Operation Red Sea has been likened to that of Top Gun or the Rambo movies, i.e. jingoistic propaganda designed to stoke the fires of nationalism amongst the populace. And yes, I’m not going to deny it, Operation Red Sea is exactly the same in that respects. It’s no secret that this movie is state-sanctioned propaganda moonlighting as an action flick, that it wouldn’t exist if it didn’t extol the virtues of the Chinese state and the might of its military in order to drum up support for, and maintain the legitimacy of the CCP. But as many people have said before, is it so weird when America has been doing the same with their movies for several decades? This is a topic that I’m sure has been discussed to death, so instead I’m going to talk about something else.
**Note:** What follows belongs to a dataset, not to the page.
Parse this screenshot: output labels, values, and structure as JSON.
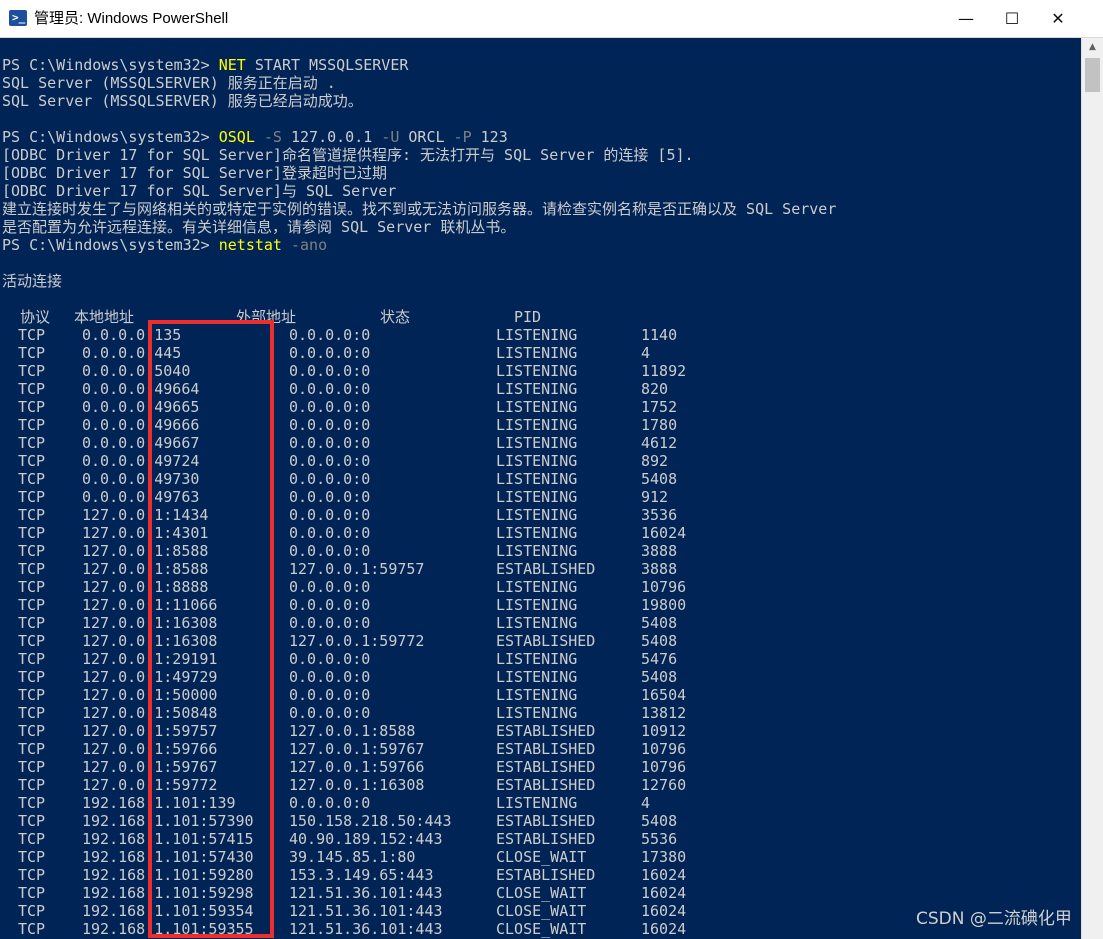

Remember the story about the new Chinese visas? China is now looking to bring its fifty million strong diaspora back into the fold to help develop its economy even more, and one of the ways they’re trying to court us is through their media. When I was watching Operation Red Sea, I couldn’t help but feel like the movie was trying to speak directly to me. The movie was trying to tell me that this strong nation, whose people commands respect wherever they go, was my nation as well. And I got caught up in it. I felt empowered when watching this movie, the men weren’t reduced to sexless caricatures that the white audience could ridicule, and the women weren’t just exotic dragon ladies who existed only for the consumption of white men.
And speaking of the women, even though there were really only two of them in this movie, they were all badass in their own ways. Tong Li (the only woman in the squad played by Jiang Luxia) was a goddamn Valkyrie on the field, she was fierce, she was fearsome and I am in love with the carnage that she wreaks. Xia Nan (played by Hai Qing), the journalist who uncovered the yellowcake plot couldn’t fight worth a damn, but she had a will of tempered steel and more courage than I would have had in the same situation. I mean, would you trade places with a hostage in the middle of a terrorist base in order to get them to safety?
This isn’t the first time China has done this sort of thing. In 2017, there was Wolf Warrior 2, a similarly patriotic movie about a badass Chinese dude wreaking havoc in an unnamed African nation. At the end of the movie, there was a picture of a Chinese passport and a caption that read: “Citizens of the People’s Republic of China. When you encounter danger in a foreign land, do not give up! Please remember, at your back stands a strong motherland.”
To be frank, it’s difficult not to take these messages to heart. Living abroad in a western nation, away from the “motherland” as Wolf Warrior 2 puts it, I’ve seen my fair share of racism and bigotry. There has been a noticeable uptick of right-wing nationalism here in Australia, especially after that orange mass of sentient dick smegma was elected (yes, your idiotic decision to vote in that shit-smear had a ripple effect on the wider world, America). There is an incessant sense that Australia doesn’t want me here, that I’m only tolerated, not accepted.
So, it’s a nice fantasy to indulge in: to just cast aside the nation that has never accepted me and to go back to a nation that will, bringing along every single state secret that I could possibly get my hands on as one final “fuck you”. But I would just be trading one form of right wing nationalism for another, just one with me as the majority rather than the minority. Hell, Operation Red Sea even showed me what would happen if I were to fall for this highly tempting forbidden fruit during the aftermath of the convoy ambush scene: a bus full of black and middle-eastern people reduced to a pulpy red mass.
So, yes, watching Operation Red Sea was a cathartic experience, and I loved it when I was in the cinema. But now, as I look back on it, I feel a little sickened that I allowed a movie like that to engross me so deeply.